Normal bir günü ibadetle kapatmak kadar güzel bir şey yoktu. Bugünün yoğunluğu beni öylesine yormuştu ki her bir kısmı gerilen vücudumu daldığım iki saatlik ibadet gevşetmişti. Uzun zamandır ara verdiğim bu ruhani dinlenmeye ne kadar ihtiyacım olduğunu şimdi daha iyi anlıyorum. Dünyalık işlerin ve dertlerin beni ne kadar meşgul ettiğini bir kez daha anladığımda derin bir nefes verip ayağa kalktım. Katladığım seccademi koltuğun kenarına kaldırırken içeriden bıkmadan seslenen abime bakmaya gidiyorum. Umarım birkaç gündür durmadan tekrar ettiği kek isteğini yinelemezdi. Odaya girdiğimde dudaklarını kıvırıp dişlerini gösterdi ve içtiği çayını bana gösterirken benim de kendime çay almamı ima ediyordu. Neyse ki iyi günündeydi ki bu sefer bana zorluk çıkarmamıştı.

"Gel hadi, yeni demledim" dedi. Çayını sehpaya bırakırken televizyonda kanalları gezmeye başladı. "Ne oldu senin o proje, yüzüne hasret kaldığımıza değdi mi bari?" Birkaç haftadır aralıksız çalıştığım proje yüzünden ailemden veto yediğim doğruydu. Çoğu zaman yoğun çalışan bir insan olmuş olsam da arada bir yaşam belirtisi gösterdiğim oluyordu ama bu proje tüm hayattan kısa süre soyutlanmama neden olmuştu.

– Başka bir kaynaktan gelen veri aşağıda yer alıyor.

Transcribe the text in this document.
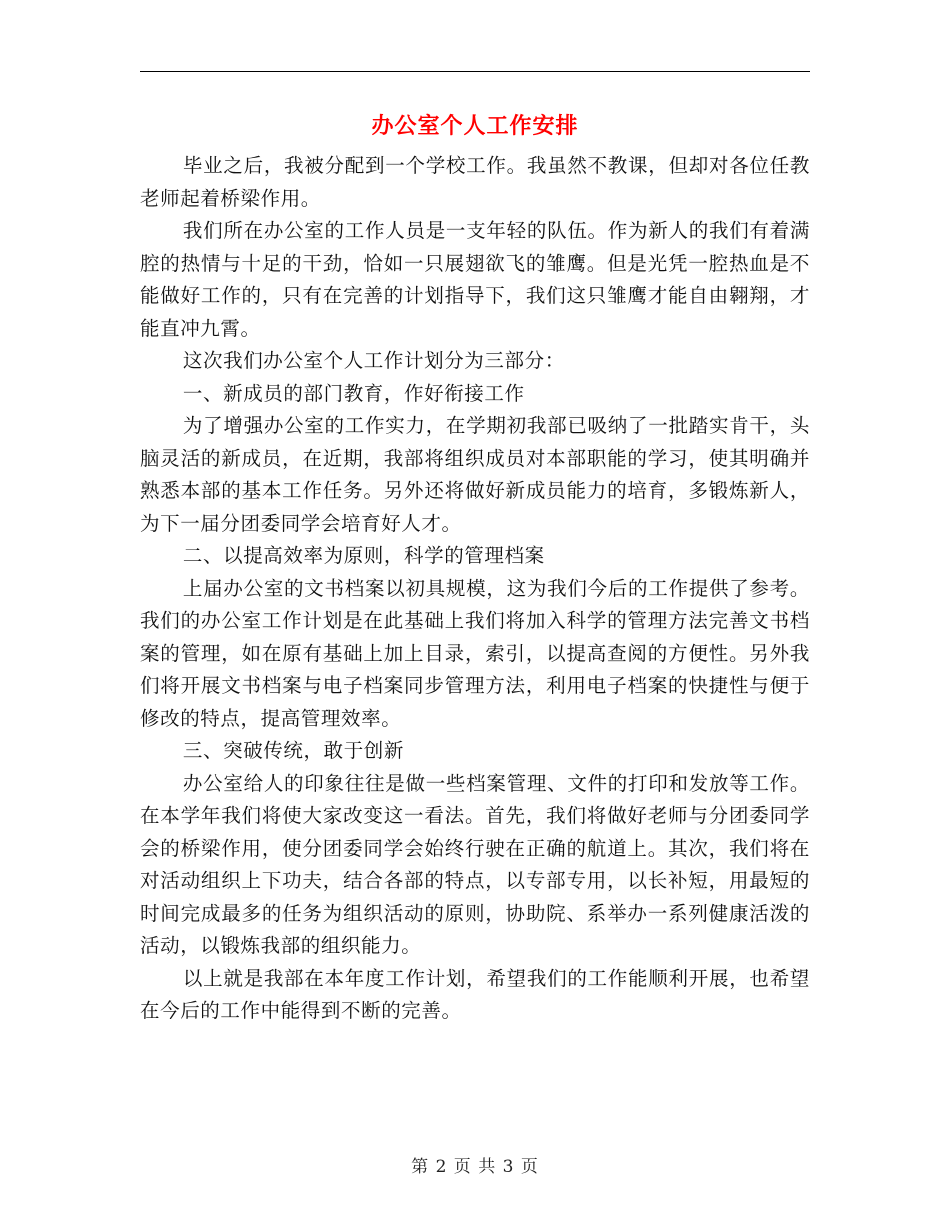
办公室个人工作安排

毕业之后，我被分配到一个学校工作。我虽然不教课，但却对各位任教老师起着桥梁作用。

我们所在办公室的工作人员是一支年轻的队伍。作为新人的我们有着满腔的热情与十足的干劲，恰如一只展翅欲飞的雏鹰。但是光凭一腔热血是不能做好工作的，只有在完善的计划指导下，我们这只雏鹰才能自由翱翔，才能直冲九霄。

这次我们办公室个人工作计划分为三部分：

一、新成员的部门教育，作好衔接工作

为了增强办公室的工作实力，在学期初我部已吸纳了一批踏实肯干，头脑灵活的新成员，在近期，我部将组织成员对本部职能的学习，使其明确并熟悉本部的基本工作任务。另外还将做好新成员能力的培育，多锻炼新人，为下一届分团委同学会培育好人才。

二、以提高效率为原则，科学的管理档案

上届办公室的文书档案以初具规模，这为我们今后的工作提供了参考。我们的办公室工作计划是在此基础上我们将加入科学的管理方法完善文书档案的管理，如在原有基础上加上目录，索引，以提高查阅的方便性。另外我们将开展文书档案与电子档案同步管理方法，利用电子档案的快捷性与便于修改的特点，提高管理效率。

三、突破传统，敢于创新

办公室给人的印象往往是做一些档案管理、文件的打印和发放等工作。在本学年我们将使大家改变这一看法。首先，我们将做好老师与分团委同学会的桥梁作用，使分团委同学会始终行驶在正确的航道上。其次，我们将在对活动组织上下功夫，结合各部的特点，以专部专用，以长补短，用最短的时间完成最多的任务为组织活动的原则，协助院、系举办一系列健康活泼的活动，以锻炼我部的组织能力。

以上就是我部在本年度工作计划，希望我们的工作能顺利开展，也希望在今后的工作中能得到不断的完善。

第 2 页 共 3 页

"Çay alınca karşılığında bir şey istemeyeceksin değil mi?" Söylediklerim karşısında kötü bakışlarını bana kaldırırken kınar gibi bir bakış attı. "Neyse ki projem bitti ve dün gece teslim ettim yani bir süre daha isteklerini alabilirim." Dediklerimle gözleri parlayan adamın bana dönüşü beni korkutmadı desem yalan olur. Erken mi konuştum acaba? Az önce 'ne zaman bir şey istedim' diyen bakışlarının yerinde yeller esiyordu.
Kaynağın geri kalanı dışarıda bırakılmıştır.